The complaints are out there and are never going to go away: anime has stopped being creative. Relying on remakes, sequels and adaptations; original anime stories have gradually become occasional treats rather than season staples. What’s even worse is that if the studios are just going to raid the manga and video game shelves anyway, why did they miss so many good choices? We’ve all played a game or seen a movie that in the back of our heads thought it would make a great anime series. So with that in mind, I’m taking it upon myself to point out some of the biggest missed opportunities that I’ve come across.
The first incarnation of Lunar: Silver Star came about in 1992 for the Sega CD (how many of you even remember that system? Heh). In this fantasy story, the setting is a world called Lunar once revived by the goddess Althena and later saved from disaster by four great heroes. Many years later, in the village of Burg, Alex spends all his time at the monument of one of these’s heroes, Dyne. After being talked into going on an adventure by his money grubbing best friend, Ramus, Alex and his adopted sister Luna head off into the world to begin their quest for fame, adventure and treasure. After meeting a series of friends including the foppish mage Nash, the tsundere priestess Jessica, the warrior Kyle and others; Alex will be pulled into the same role that his hero Dyne once had being pitted against the evil wizard Ghaleon. The evil wizard has a plan to revive the goddess of the planet and make her into his slave, putting the world in his control.
In the very beginning, Lunar comes across as ‘just another role playing game’. It was never the game play or technical mastery that gave Lunar its enduring reputation with fans; it was always the writing, story and characters. Within no time at all, players found themselves swept away in a story that took them to a world filled with its own history, mythology and loveable characters to share it with.
What made the story stand out from the rest however wasn’t that it just another plucky hero trying to save the girl (well, it did have that). Written in a clear, linear fashion the story and humor in Lunar felt tailored to an anime series. Early on, characters seem static and yet constantly foreshadow the twists that are coming to players. The first time fans hear ‘Wind Nocturne’ sung by Jenny Stiegel (for those of us who listened to it in English); it seems like just another wonderful insert song. As players continued forward, the emotional foreshadowing becomes more and more apparent. I will always remember those moments in my pre-adolescence when Ghaleon and Quark reunite for the last time and Vane fell from the sky.
In the late part of the 90′s, Lunar received a remake for the Sega Saturn and Playstation. Complete with cinematic anime cut scenes, fans finally got to see what could be with the Lunar series. And they were pleased. Now getting to see fully animated scenes that showed fans Luna’s boat song, the grindery being revealed for the first time, Vane falling to the planet below and the emergence of Evil Althena; fans restarted their cries for an anime series that has never come.
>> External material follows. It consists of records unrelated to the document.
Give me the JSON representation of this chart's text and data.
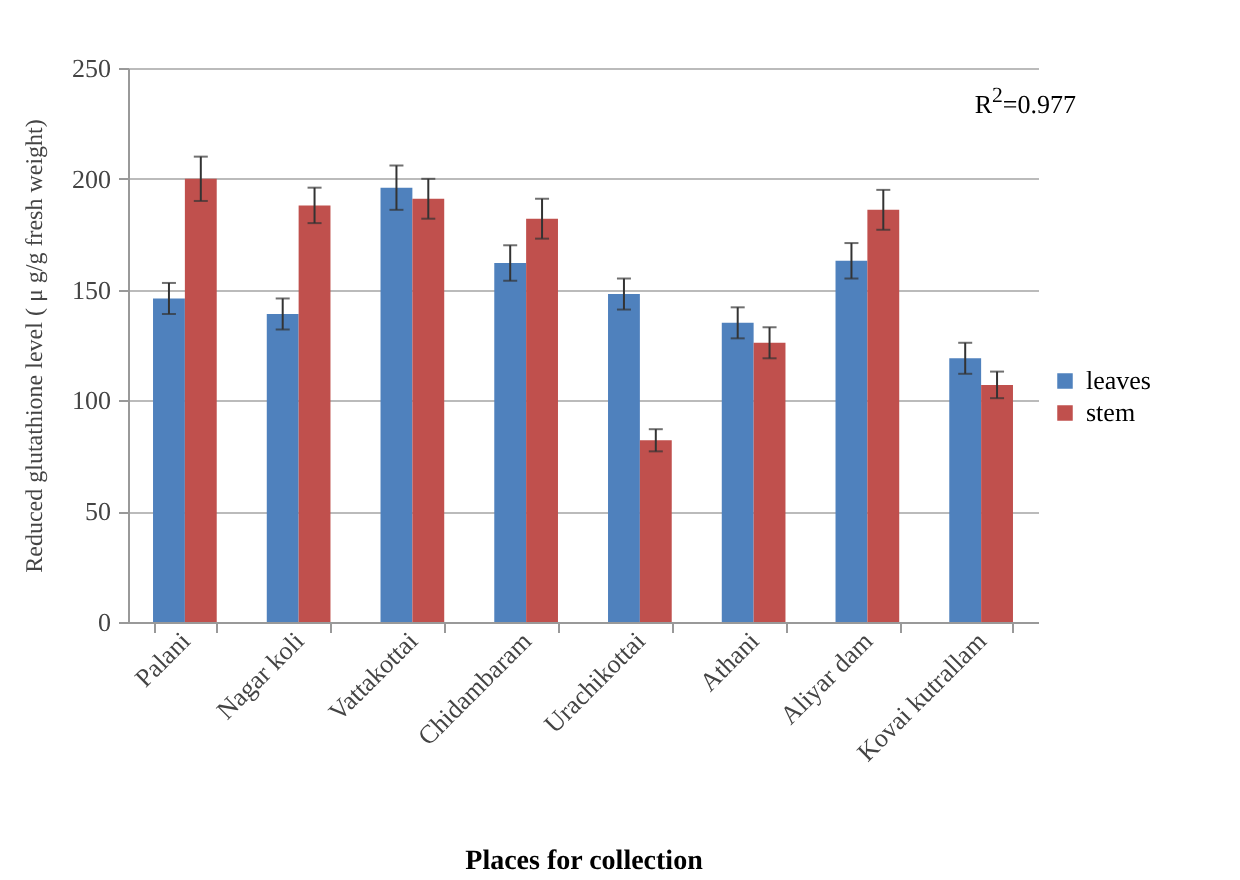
{
  "chart_data": {
    "type": "bar",
    "xlabel": "Places for collection",
    "ylabel": "Reduced glutathione level ( μ g/g fresh weight)",
    "categories": [
      "Palani",
      "Nagar koli",
      "Vattakottai",
      "Chidambaram",
      "Urachikottai",
      "Athani",
      "Aliyar dam",
      "Kovai kutrallam"
    ],
    "series": [
      {
        "name": "leaves",
        "color": "#4f81bd",
        "values": [
          146,
          139,
          196,
          162,
          148,
          135,
          163,
          119
        ],
        "errors": [
          7,
          7,
          10,
          8,
          7,
          7,
          8,
          7
        ]
      },
      {
        "name": "stem",
        "color": "#c0504d",
        "values": [
          200,
          188,
          191,
          182,
          82,
          126,
          186,
          107
        ],
        "errors": [
          10,
          8,
          9,
          9,
          5,
          7,
          9,
          6
        ]
      }
    ],
    "ylim": [
      0,
      250
    ],
    "yticks": [
      0,
      50,
      100,
      150,
      200,
      250
    ],
    "grid": "y",
    "legend": "right",
    "annotations": [
      "R$^{2}$=0.977"
    ]
  }
}
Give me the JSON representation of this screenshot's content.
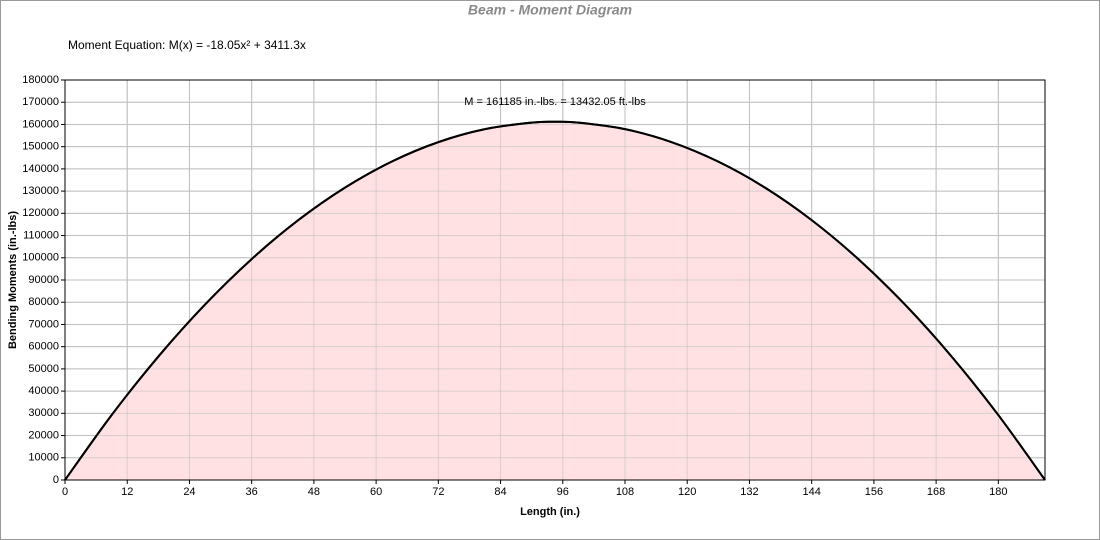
{
  "chart_data": {
    "type": "area",
    "title": "Beam - Moment Diagram",
    "equation": "Moment Equation:  M(x) = -18.05x² + 3411.3x",
    "annotation": "M = 161185 in.-lbs. = 13432.05 ft.-lbs",
    "x_label": "Length (in.)",
    "y_label": "Bending Moments (in.-lbs)",
    "x": [
      0,
      9,
      18,
      27,
      36,
      45,
      54,
      63,
      72,
      81,
      90,
      94.5,
      99,
      108,
      117,
      126,
      135,
      144,
      153,
      162,
      171,
      180,
      189
    ],
    "series": [
      {
        "color": "#000000",
        "fill": "#ffe1e3",
        "values": [
          0,
          29240,
          55555,
          78947,
          99414,
          116957,
          131576,
          143271,
          152042,
          157889,
          160812,
          161185,
          160811,
          157885,
          152036,
          143262,
          131564,
          116942,
          99396,
          78926,
          55532,
          29214,
          0
        ]
      }
    ],
    "xlim": [
      0,
      189
    ],
    "ylim": [
      0,
      180000
    ],
    "xticks": [
      0,
      12,
      24,
      36,
      48,
      60,
      72,
      84,
      96,
      108,
      120,
      132,
      144,
      156,
      168,
      180
    ],
    "yticks": [
      0,
      10000,
      20000,
      30000,
      40000,
      50000,
      60000,
      70000,
      80000,
      90000,
      100000,
      110000,
      120000,
      130000,
      140000,
      150000,
      160000,
      170000,
      180000
    ],
    "grid": true
  }
}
Since the sequel, Lunar: Eternal Blue, fans have waited eagerly for new installments to the series and jumped on anything that came out. In 2001, yet another remake of Silver Star (titled Lunar Legend) made its way onto store shelves which was followed by Lunar: Genesis (titled Lunar: Dragon Song in the US) in 2005. Despite being the first original story in over a decade, Dragon Song, felt more like a swan song for fans. As the tag line for Eternal Blue states; ‘In the darkest hour, hope spring eternal’. Will fans ever get to see Alex and Luna in their own anime series? Doubtful but as long as Game Arts sticks around, I will remain hopeful. In the meantime, anyone got a PSP I can borrow when Lunar: Harmony of the Silver Star is released at the end of the year?